In the instant case, an analogous situation has been repeated with the only difference that the one-man Wakf Tribunal created under the principal Act stands in the place of civil court. In P. Rama Rao (3-supra), the Division Bench, in unequivocal terms held that till such time as the Wakf Tribunal is constituted, the Civil Court must be allowed to entertain disputes as there can be no void in the matter of availment of remedies by aggrieved parties. After the said decision, a significant change has taken place, namely, that the Wakf Tribunal, as envisaged under Section 83(4) of the parent Act, has come in place and the Civil Court's jurisdiction has been excluded since then. Drawing the analogy of the case in P. Rama Rao (3-supra), the Tribunal which was constituted under the parent Act shall be permitted to deal with the disputes till the Wakf Tribunal is reconstituted under the provisions of the Amendment Act. It will be anomalous to revert to the Civil Court's jurisdiction to decide the disputes falling under the parent Act once again at this length of time. The Parliament would not have visualised repetition of the same situation as prevailed for nearly 11/2 years after coming into force of the parent Act, during which period no Tribunal was constituted. Unfortunately, the State Government has not, so far, constituted the Wakf Tribunal in accordance with the Amendment Act. As held by the Division Bench in P. Rama Rao (3-supra), no vacuum or hiatus would have been intended by the Legislature. The Division Bench has relied upon the Judgment in Deputy C.T.O v. Coromandal Pharmaceuticals 10 SCC 649, B.R Enterprises v. State of Uttar Pradesh 1999 S.C 1867 and Madan Singh v. Union of India 6 SCC 459 wherein it was held that a statutory provision needs to be read down in order to save it from being unconstitutional or unjust or resulting in absurd consequence or even to make it sub-serve its avowed purpose.

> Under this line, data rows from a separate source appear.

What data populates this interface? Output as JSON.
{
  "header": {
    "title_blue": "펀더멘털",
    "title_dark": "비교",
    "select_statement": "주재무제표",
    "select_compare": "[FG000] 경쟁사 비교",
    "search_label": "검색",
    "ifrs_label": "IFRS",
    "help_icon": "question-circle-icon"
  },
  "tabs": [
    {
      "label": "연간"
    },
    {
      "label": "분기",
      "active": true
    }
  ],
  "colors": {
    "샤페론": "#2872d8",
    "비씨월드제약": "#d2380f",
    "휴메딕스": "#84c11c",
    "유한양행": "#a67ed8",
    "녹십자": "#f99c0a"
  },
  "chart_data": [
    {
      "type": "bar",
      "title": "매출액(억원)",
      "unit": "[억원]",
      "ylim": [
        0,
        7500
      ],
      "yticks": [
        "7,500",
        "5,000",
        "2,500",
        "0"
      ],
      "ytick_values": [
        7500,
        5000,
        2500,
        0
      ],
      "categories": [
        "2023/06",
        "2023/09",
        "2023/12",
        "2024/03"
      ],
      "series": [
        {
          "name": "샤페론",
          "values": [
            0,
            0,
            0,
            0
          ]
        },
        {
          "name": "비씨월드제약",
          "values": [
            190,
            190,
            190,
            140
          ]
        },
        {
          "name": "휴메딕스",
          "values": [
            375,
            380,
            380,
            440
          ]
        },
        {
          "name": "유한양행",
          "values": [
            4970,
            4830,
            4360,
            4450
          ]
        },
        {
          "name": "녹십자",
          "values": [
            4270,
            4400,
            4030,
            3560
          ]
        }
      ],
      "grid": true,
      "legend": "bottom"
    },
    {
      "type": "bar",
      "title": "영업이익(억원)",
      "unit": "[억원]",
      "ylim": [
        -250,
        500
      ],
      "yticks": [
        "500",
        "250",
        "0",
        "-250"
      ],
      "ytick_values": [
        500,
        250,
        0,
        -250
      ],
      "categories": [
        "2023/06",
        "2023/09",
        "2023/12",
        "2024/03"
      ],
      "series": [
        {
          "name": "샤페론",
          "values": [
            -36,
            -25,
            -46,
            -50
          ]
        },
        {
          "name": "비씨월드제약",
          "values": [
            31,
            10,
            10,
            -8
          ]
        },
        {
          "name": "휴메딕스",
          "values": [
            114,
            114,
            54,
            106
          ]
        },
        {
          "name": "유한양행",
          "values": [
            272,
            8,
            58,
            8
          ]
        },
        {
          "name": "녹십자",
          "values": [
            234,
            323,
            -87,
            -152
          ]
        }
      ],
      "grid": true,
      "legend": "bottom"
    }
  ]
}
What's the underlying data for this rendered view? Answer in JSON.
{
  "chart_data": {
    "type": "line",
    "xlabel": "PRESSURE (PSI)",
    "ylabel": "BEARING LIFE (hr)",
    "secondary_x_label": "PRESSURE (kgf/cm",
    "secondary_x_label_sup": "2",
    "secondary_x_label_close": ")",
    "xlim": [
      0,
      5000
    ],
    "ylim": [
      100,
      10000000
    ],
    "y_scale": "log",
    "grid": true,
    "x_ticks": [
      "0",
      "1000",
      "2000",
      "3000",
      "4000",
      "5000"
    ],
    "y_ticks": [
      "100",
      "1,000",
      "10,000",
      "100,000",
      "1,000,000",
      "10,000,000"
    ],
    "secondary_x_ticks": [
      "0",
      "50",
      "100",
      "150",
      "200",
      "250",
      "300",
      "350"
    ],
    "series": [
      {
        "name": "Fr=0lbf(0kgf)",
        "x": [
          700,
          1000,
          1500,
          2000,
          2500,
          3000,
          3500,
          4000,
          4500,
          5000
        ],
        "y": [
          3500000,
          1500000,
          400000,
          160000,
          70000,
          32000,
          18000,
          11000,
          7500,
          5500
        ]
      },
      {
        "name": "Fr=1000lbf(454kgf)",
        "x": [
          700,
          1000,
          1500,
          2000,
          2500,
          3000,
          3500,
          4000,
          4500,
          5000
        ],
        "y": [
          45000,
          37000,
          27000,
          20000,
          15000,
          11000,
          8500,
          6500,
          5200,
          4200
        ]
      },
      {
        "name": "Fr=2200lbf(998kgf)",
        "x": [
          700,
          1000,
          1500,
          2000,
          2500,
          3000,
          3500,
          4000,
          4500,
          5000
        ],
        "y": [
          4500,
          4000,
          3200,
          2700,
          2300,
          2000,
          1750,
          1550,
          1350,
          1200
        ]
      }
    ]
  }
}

As noted hereinbefore, to hold that an aggrieved party has to approach the civil court till re-constitution of the Wakf Tribunal, would be to act contrary to the object with which Sections 83(4) and 85 of the Parent Act have been envisaged.
For the above mentioned reasons, I have no hesitation to hold that even in the absence of a transitional provision, the existing Tribunal under the parent Act shall continue to have jurisdiction to decide the disputes till re-constitution of the Wakf Tribunal in accordance with the provisions of the Amendment Act.
In the analysis as above, the Writ Petition is dismissed.
As a sequel to the dismissal of the Writ Petition, interim order dated 9-1-2014 is vacated and WPMP Nos. 645/2014 and 1526/2014 are disposed of as infructuous.